What You Can Say In A Gun-Control Debate

People drive a cart through the scene of a mass shooting at a music festival on the Las Vegas Strip, Monday, Oct. 2, 2017, in Las Vegas. (AP Photo/John Locher)

If you haven’t already been cornered by a “woke” friend or coworker, trust me, it’s coming.

Brian Doherty at Reason.com has your back when someone starts in on you with the whole “how can you sleep at night” routine. Read the whole piece so you’re ready:

“To resist an instant call to more or tougher gun laws or enforcement in the wake of terrors like Vegas, you need to understand it is not only that existing laws and regulations will not reliably prevent such crimes as long as guns exist. All the new or expanded national gun control laws advocated as sensible and necessary would have had no effect on horrible crimes such as occurred in Las Vegas…

And this:

“Despite Nevada’s much-discussed “loose” or “lax” gun laws, over the course of the three years prior to 2017, rifles were used in murders four known times in the state, according to the FBI’s Uniform Crime report.
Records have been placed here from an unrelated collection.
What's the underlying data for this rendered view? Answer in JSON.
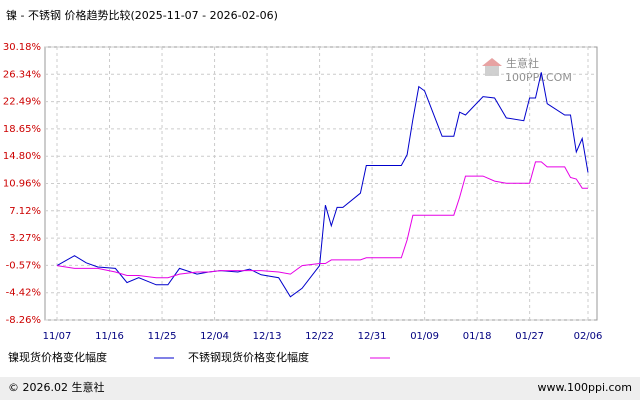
{
  "chart_data": {
    "type": "line",
    "title": "镍 - 不锈钢  价格趋势比较(2025-11-07 - 2026-02-06)",
    "x": [
      "11/07",
      "11/10",
      "11/12",
      "11/14",
      "11/17",
      "11/19",
      "11/21",
      "11/24",
      "11/26",
      "11/28",
      "12/01",
      "12/03",
      "12/05",
      "12/08",
      "12/10",
      "12/12",
      "12/15",
      "12/17",
      "12/19",
      "12/22",
      "12/23",
      "12/24",
      "12/25",
      "12/26",
      "12/29",
      "12/30",
      "12/31",
      "01/05",
      "01/06",
      "01/07",
      "01/08",
      "01/09",
      "01/12",
      "01/14",
      "01/15",
      "01/16",
      "01/19",
      "01/21",
      "01/23",
      "01/26",
      "01/27",
      "01/28",
      "01/29",
      "01/30",
      "02/02",
      "02/03",
      "02/04",
      "02/05",
      "02/06"
    ],
    "series": [
      {
        "name": "镍现货价格变化幅度",
        "color": "#0000cc",
        "values": [
          -0.6,
          0.8,
          -0.2,
          -0.8,
          -1.0,
          -3.0,
          -2.3,
          -3.3,
          -3.3,
          -1.0,
          -1.8,
          -1.5,
          -1.3,
          -1.5,
          -1.1,
          -1.9,
          -2.3,
          -5.0,
          -3.8,
          -0.6,
          7.9,
          5.0,
          7.6,
          7.6,
          9.6,
          13.5,
          13.5,
          13.5,
          15.0,
          20.0,
          24.6,
          24.0,
          17.6,
          17.6,
          21.0,
          20.6,
          23.2,
          23.0,
          20.2,
          19.8,
          23.0,
          23.0,
          26.6,
          22.2,
          20.6,
          20.6,
          15.4,
          17.3,
          12.5
        ]
      },
      {
        "name": "不锈钢现货价格变化幅度",
        "color": "#e600e6",
        "values": [
          -0.6,
          -1.0,
          -1.0,
          -1.0,
          -1.5,
          -2.0,
          -2.0,
          -2.3,
          -2.3,
          -1.8,
          -1.5,
          -1.5,
          -1.3,
          -1.3,
          -1.3,
          -1.3,
          -1.5,
          -1.8,
          -0.6,
          -0.3,
          -0.3,
          0.2,
          0.2,
          0.2,
          0.2,
          0.5,
          0.5,
          0.5,
          3.0,
          6.5,
          6.5,
          6.5,
          6.5,
          6.5,
          9.0,
          12.0,
          12.0,
          11.3,
          11.0,
          11.0,
          11.0,
          14.0,
          14.0,
          13.3,
          13.3,
          11.8,
          11.6,
          10.3,
          10.3
        ]
      }
    ],
    "ylim": [
      -8.26,
      30.18
    ],
    "yticks": [
      {
        "value": 30.18,
        "label": "30.18%"
      },
      {
        "value": 26.34,
        "label": "26.34%"
      },
      {
        "value": 22.49,
        "label": "22.49%"
      },
      {
        "value": 18.65,
        "label": "18.65%"
      },
      {
        "value": 14.8,
        "label": "14.80%"
      },
      {
        "value": 10.96,
        "label": "10.96%"
      },
      {
        "value": 7.12,
        "label": "7.12%"
      },
      {
        "value": 3.27,
        "label": "3.27%"
      },
      {
        "value": -0.57,
        "label": "-0.57%"
      },
      {
        "value": -4.42,
        "label": "-4.42%"
      },
      {
        "value": -8.26,
        "label": "-8.26%"
      }
    ],
    "xticks": [
      "11/07",
      "11/16",
      "11/25",
      "12/04",
      "12/13",
      "12/22",
      "12/31",
      "01/09",
      "01/18",
      "01/27",
      "02/06"
    ],
    "grid": true,
    "watermark": {
      "name": "生意社",
      "site": "100PPI.COM"
    },
    "footer": {
      "left": "© 2026.02 生意社",
      "right": "www.100ppi.com"
    }
  }
}
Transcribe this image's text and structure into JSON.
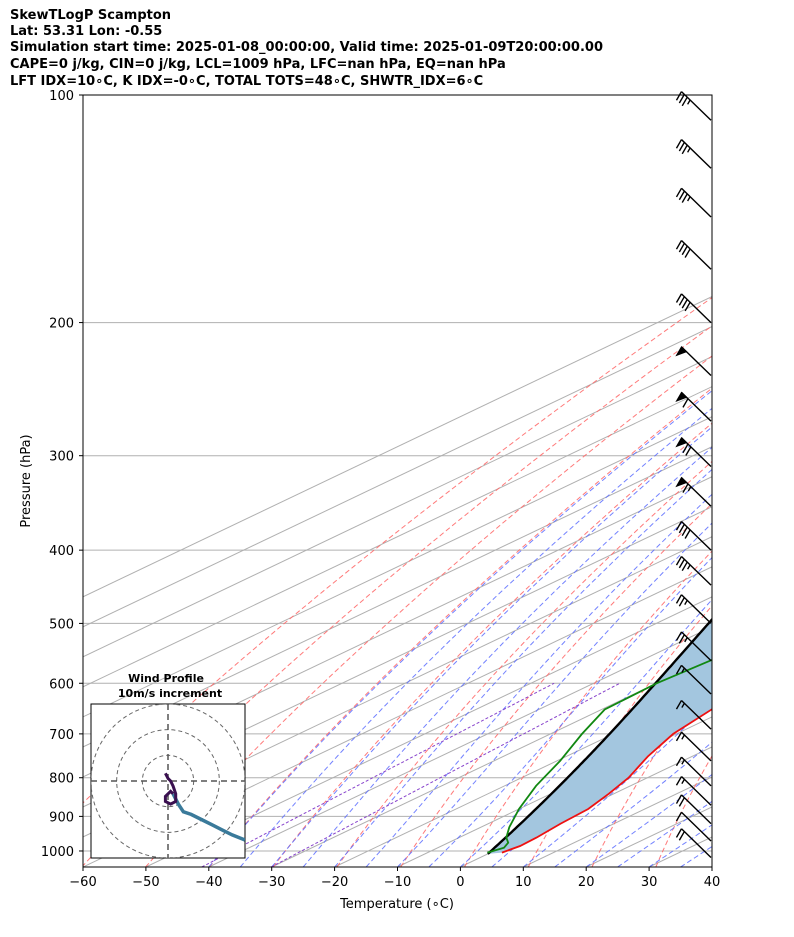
{
  "header": {
    "line1": "SkewTLogP Scampton",
    "line2": "Lat: 53.31   Lon: -0.55",
    "line3": "Simulation start time: 2025-01-08_00:00:00, Valid time: 2025-01-09T20:00:00.00",
    "line4": "CAPE=0 j/kg, CIN=0 j/kg, LCL=1009 hPa, LFC=nan hPa, EQ=nan hPa",
    "line5": "LFT IDX=10∘C, K IDX=-0∘C, TOTAL TOTS=48∘C, SHWTR_IDX=6∘C"
  },
  "chart_data": {
    "type": "line",
    "subtype": "skew-t log-p",
    "xlabel": "Temperature (∘C)",
    "ylabel": "Pressure (hPa)",
    "xlim": [
      -60,
      40
    ],
    "ylim": [
      1050,
      100
    ],
    "x_ticks": [
      "−60",
      "−50",
      "−40",
      "−30",
      "−20",
      "−10",
      "0",
      "10",
      "20",
      "30",
      "40"
    ],
    "y_ticks": [
      "100",
      "200",
      "300",
      "400",
      "500",
      "600",
      "700",
      "800",
      "900",
      "1000"
    ],
    "y_tick_values": [
      100,
      200,
      300,
      400,
      500,
      600,
      700,
      800,
      900,
      1000
    ],
    "grid": true,
    "colors": {
      "temperature": "#ee1111",
      "dewpoint": "#118811",
      "parcel": "#000000",
      "shade": "#a3c6df",
      "dry_adiabat": "#ff6b6b",
      "moist_adiabat": "#5a6cff",
      "mixing_ratio": "#8844cc",
      "isotherm": "#b0b0b0",
      "hodograph": "#3a7a9a",
      "hodograph_start": "#3a1050"
    },
    "series": [
      {
        "key": "temperature",
        "points": [
          [
            1.8,
            1005
          ],
          [
            2.5,
            985
          ],
          [
            2.3,
            960
          ],
          [
            1.5,
            920
          ],
          [
            1.0,
            880
          ],
          [
            -0.8,
            840
          ],
          [
            -3.0,
            800
          ],
          [
            -7.0,
            750
          ],
          [
            -10.5,
            700
          ],
          [
            -12.5,
            650
          ],
          [
            -13.5,
            600
          ],
          [
            -12.5,
            550
          ],
          [
            -12.5,
            530
          ],
          [
            -10.0,
            500
          ],
          [
            -7.5,
            460
          ],
          [
            -6.0,
            440
          ],
          [
            -6.0,
            420
          ],
          [
            -5.5,
            400
          ],
          [
            -5.5,
            380
          ],
          [
            -6.5,
            360
          ],
          [
            -8.5,
            330
          ],
          [
            -10.0,
            310
          ],
          [
            -11.5,
            280
          ],
          [
            -11.5,
            255
          ],
          [
            -10.5,
            230
          ],
          [
            -8.0,
            205
          ],
          [
            -6.0,
            190
          ],
          [
            -2.0,
            170
          ],
          [
            0.5,
            150
          ],
          [
            2.0,
            135
          ],
          [
            3.5,
            120
          ],
          [
            4.5,
            110
          ],
          [
            5.5,
            100
          ]
        ]
      },
      {
        "key": "dewpoint",
        "points": [
          [
            -0.5,
            1005
          ],
          [
            0.5,
            990
          ],
          [
            -0.5,
            975
          ],
          [
            -2.5,
            960
          ],
          [
            -5.5,
            930
          ],
          [
            -10.0,
            880
          ],
          [
            -15.0,
            820
          ],
          [
            -19.5,
            760
          ],
          [
            -25.0,
            700
          ],
          [
            -29.5,
            650
          ],
          [
            -30.0,
            600
          ],
          [
            -29.0,
            560
          ],
          [
            -28.0,
            530
          ],
          [
            -32.0,
            490
          ],
          [
            -38.0,
            440
          ],
          [
            -39.5,
            420
          ],
          [
            -35.5,
            390
          ],
          [
            -31.0,
            370
          ],
          [
            -25.0,
            350
          ],
          [
            -24.5,
            330
          ],
          [
            -25.5,
            310
          ],
          [
            -28.0,
            290
          ],
          [
            -30.5,
            270
          ],
          [
            -29.0,
            250
          ],
          [
            -26.0,
            230
          ],
          [
            -23.5,
            210
          ],
          [
            -22.0,
            190
          ],
          [
            -21.5,
            175
          ],
          [
            -20.0,
            165
          ],
          [
            -17.0,
            150
          ],
          [
            -14.5,
            135
          ],
          [
            -11.5,
            120
          ],
          [
            -9.0,
            110
          ],
          [
            -7.0,
            100
          ]
        ]
      },
      {
        "key": "parcel",
        "start_temperature": 0.0,
        "start_pressure": 1009
      }
    ],
    "wind_barbs": [
      {
        "p": 1020,
        "kt": 20
      },
      {
        "p": 970,
        "kt": 10
      },
      {
        "p": 920,
        "kt": 20
      },
      {
        "p": 870,
        "kt": 15
      },
      {
        "p": 820,
        "kt": 15
      },
      {
        "p": 760,
        "kt": 15
      },
      {
        "p": 690,
        "kt": 15
      },
      {
        "p": 620,
        "kt": 15
      },
      {
        "p": 560,
        "kt": 25
      },
      {
        "p": 500,
        "kt": 25
      },
      {
        "p": 445,
        "kt": 35
      },
      {
        "p": 400,
        "kt": 40
      },
      {
        "p": 350,
        "kt": 65
      },
      {
        "p": 310,
        "kt": 70
      },
      {
        "p": 270,
        "kt": 60
      },
      {
        "p": 235,
        "kt": 50
      },
      {
        "p": 200,
        "kt": 40
      },
      {
        "p": 170,
        "kt": 40
      },
      {
        "p": 145,
        "kt": 35
      },
      {
        "p": 125,
        "kt": 35
      },
      {
        "p": 108,
        "kt": 35
      }
    ],
    "inset": {
      "title": "Wind Profile",
      "subtitle": "10m/s increment",
      "rings_ms": [
        10,
        20,
        30
      ],
      "range_ms": 30,
      "hodograph": [
        [
          2,
          -5
        ],
        [
          4,
          -9
        ],
        [
          6,
          -12
        ],
        [
          9,
          -13
        ],
        [
          13,
          -15
        ],
        [
          17,
          -17
        ],
        [
          21,
          -19
        ],
        [
          25,
          -21
        ],
        [
          30,
          -23
        ]
      ],
      "loop": [
        [
          2,
          -5
        ],
        [
          1,
          -4
        ],
        [
          -1,
          -6
        ],
        [
          -1,
          -8
        ],
        [
          1,
          -9
        ],
        [
          3,
          -8
        ],
        [
          3,
          -5
        ],
        [
          2,
          -2
        ],
        [
          1,
          0
        ],
        [
          0,
          1
        ],
        [
          -1,
          3
        ]
      ]
    }
  }
}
“Nevada’s figures, though, show an unusually large number of gun murders where the type of gun used is unknown. But if you presume the ratio of handgun to rifle murders is similar for known and unknown gun type, you should add 20 more rifle murders, for a total of 24 in the three-year period. That larger number represents 4 percent of total murders in Nevada over that three-year period. For some context, killers used hands or fists to murder 25 times during that same period.

“With its “lax” gun laws, Nevada saw 67 percent of its murders committed with a gun last year. That is one percentage point lower than the 68 percent for the country as a whole in 2016.” 

Gun confiscation, although a longtime lefty fantasy, would be a “recipe for disaster”, notes Doherty. One big reason: the numerous and perilous confrontations between police (the confiscators) and communities in our country that already mistrust them. No one should wish for that scenario.

The public policy solution for evil likely does not exist, or at least not yet. Gun confiscation is not it.